According to reports, an impatient Lynton, slightly sozzled on Catalunyan sourced absinthe, decided that enough was enough, and that he felt compelled to make a statement on behalf of la belle France.
So he stomped off up to the garden shed, with his trusty Zippo to hand. Later claiming, after his arrest by Officer Clouseau of the Surete, that he didn't intend to spark an international incident, he was just nipping out for a B&H because it was New Year and he was gasping for a proper English Virginia fag.
It proved to be a costly cigarette.
The resulting explosion from Lynton's shed could be seen from as far away as Huddersfield in West Yorkshire, and was picked up by Google Earth and the International Space Station.
Locals report that Lynton emerged safely from a pile of smoking debris, apparently unscathed, save for singed eyebrows and a lop sided grin.
"Heh heh, sorted!" he is alleged to have said.

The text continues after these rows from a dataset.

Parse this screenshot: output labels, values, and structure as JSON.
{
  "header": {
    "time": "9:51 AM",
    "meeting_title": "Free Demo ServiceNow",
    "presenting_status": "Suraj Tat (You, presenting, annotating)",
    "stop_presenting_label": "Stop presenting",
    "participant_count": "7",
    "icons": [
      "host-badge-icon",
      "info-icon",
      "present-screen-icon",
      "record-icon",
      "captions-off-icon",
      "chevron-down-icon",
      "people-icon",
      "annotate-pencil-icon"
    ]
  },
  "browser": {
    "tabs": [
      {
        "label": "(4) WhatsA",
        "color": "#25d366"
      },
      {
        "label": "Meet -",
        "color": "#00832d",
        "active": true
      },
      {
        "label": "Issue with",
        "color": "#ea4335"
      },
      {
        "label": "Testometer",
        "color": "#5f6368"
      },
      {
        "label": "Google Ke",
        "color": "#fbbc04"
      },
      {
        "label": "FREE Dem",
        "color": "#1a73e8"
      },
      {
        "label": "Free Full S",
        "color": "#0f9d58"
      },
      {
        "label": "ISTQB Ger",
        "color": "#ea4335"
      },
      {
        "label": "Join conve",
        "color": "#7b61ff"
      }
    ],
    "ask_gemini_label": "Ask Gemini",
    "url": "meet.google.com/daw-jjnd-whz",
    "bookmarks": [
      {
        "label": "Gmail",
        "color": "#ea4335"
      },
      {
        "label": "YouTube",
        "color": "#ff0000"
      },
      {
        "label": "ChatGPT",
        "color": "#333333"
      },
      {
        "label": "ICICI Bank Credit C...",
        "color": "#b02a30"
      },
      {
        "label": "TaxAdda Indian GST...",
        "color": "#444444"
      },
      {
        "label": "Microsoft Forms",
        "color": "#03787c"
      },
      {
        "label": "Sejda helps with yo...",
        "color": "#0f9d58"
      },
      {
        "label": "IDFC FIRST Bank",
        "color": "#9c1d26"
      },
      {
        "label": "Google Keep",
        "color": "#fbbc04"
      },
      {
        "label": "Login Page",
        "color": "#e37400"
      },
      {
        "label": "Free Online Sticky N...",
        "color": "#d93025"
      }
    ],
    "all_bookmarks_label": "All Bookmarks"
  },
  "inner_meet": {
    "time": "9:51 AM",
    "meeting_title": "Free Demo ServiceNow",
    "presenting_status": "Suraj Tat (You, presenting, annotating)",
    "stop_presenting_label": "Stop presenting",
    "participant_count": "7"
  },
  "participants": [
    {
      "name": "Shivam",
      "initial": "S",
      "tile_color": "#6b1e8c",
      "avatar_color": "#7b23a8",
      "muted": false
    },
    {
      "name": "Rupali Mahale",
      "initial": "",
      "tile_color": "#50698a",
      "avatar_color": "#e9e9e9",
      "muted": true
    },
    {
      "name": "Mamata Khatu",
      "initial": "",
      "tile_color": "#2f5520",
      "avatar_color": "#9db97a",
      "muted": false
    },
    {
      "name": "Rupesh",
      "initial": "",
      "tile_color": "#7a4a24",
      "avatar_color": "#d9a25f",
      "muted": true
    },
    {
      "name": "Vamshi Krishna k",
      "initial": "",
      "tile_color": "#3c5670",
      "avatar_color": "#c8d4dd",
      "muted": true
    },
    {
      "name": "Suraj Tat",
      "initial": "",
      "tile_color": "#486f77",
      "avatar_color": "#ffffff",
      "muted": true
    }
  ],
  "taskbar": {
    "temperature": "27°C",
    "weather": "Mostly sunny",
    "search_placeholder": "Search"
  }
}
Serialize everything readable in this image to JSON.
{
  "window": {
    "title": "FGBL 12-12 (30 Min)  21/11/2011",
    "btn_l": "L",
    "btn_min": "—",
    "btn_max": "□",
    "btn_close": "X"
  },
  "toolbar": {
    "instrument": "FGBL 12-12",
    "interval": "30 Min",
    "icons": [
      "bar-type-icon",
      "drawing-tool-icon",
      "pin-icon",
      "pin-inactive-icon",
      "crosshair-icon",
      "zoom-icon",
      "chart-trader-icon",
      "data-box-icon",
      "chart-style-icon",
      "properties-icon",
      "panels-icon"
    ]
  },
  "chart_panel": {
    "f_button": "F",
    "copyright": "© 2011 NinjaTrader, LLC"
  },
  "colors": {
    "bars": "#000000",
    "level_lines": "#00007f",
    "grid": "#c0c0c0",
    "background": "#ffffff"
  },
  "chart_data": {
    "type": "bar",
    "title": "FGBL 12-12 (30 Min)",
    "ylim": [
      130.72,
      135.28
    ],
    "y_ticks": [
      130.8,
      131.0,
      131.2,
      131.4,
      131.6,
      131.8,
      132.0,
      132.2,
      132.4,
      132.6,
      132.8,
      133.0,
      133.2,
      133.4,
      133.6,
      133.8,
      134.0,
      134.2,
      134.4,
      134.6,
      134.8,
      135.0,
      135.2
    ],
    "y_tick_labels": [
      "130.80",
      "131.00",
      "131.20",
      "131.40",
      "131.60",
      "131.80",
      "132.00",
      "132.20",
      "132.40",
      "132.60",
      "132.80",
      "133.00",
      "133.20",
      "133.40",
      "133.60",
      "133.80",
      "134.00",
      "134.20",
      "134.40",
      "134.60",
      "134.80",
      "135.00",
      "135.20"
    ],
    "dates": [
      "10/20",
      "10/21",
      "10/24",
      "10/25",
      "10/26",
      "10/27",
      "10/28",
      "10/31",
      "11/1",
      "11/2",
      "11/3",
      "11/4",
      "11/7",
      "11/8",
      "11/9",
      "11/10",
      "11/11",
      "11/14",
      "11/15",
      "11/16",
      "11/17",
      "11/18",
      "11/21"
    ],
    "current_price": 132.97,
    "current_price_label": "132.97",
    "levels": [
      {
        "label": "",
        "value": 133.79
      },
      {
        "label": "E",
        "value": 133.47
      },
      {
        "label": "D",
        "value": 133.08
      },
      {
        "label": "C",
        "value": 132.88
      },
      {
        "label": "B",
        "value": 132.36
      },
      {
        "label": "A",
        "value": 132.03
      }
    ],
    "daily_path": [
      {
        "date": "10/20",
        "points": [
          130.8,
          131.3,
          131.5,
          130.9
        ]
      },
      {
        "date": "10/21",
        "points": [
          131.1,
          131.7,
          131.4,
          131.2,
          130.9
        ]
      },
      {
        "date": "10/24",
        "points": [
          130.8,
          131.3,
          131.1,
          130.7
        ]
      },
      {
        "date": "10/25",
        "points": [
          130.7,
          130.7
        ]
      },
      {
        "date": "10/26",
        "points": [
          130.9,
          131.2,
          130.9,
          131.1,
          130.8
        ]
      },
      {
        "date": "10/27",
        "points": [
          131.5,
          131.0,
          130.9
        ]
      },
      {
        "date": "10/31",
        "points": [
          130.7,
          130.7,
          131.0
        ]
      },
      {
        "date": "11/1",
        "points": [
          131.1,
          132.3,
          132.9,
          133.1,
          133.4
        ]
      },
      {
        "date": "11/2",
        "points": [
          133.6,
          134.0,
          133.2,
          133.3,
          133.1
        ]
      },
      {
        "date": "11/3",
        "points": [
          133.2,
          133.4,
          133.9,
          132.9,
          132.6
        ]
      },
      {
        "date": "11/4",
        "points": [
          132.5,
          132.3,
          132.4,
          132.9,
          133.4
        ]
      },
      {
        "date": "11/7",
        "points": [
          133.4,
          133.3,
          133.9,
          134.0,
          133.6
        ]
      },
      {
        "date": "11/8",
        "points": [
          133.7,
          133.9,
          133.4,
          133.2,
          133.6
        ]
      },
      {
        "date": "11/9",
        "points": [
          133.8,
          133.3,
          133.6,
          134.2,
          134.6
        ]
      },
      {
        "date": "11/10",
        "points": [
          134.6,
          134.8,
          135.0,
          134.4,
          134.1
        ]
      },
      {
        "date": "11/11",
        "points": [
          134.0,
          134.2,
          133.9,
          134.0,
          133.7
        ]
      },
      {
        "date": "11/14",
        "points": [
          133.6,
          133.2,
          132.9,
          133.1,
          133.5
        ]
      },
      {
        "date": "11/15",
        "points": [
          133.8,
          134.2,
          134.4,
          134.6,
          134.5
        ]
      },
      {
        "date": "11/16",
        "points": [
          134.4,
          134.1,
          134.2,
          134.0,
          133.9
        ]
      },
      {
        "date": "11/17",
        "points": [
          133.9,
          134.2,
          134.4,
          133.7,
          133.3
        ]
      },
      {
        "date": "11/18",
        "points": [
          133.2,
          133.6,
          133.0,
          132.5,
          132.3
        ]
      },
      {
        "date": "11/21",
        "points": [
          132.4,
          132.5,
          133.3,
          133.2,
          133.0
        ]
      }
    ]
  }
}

Before he was rushed to the Rabbie Burns Unit at the Paris General Hospital.
Upon arrival, he was said to be a bit manic, as he was escorted in a straightjacket to the nearest psychiatric ward for assessment.
Long suffering wife, La Femme de Lynton, stated:
"He has gone a bit mental. I have no idea what got into him. I don't mind him keeping art stuff up the shed, but I have warned him time and time again about the bleeding chemicals. But he won't have it. Always he thinks he knows best. Hah! He got blown up good and proper! It is the best bang I have had in many a year. It was hilarious watching him flee the shed with his head on fire. He made us so proud. And he has helped la belle France with the greatest firework display it has ever seen. He is a bigger man than that spineless git, Nikolas Sarkozy will ever be. Especially when he wears his retro 1970s platform shoes for the Abba disco nights at the village hall. It could have been much worse than him keeping combustible chemicals in the shed and mixing them up like some kind of mad professor. He could have started breeding chickens. Le Twot!"
More as we get it.
If it's any consolation, we don't get it either.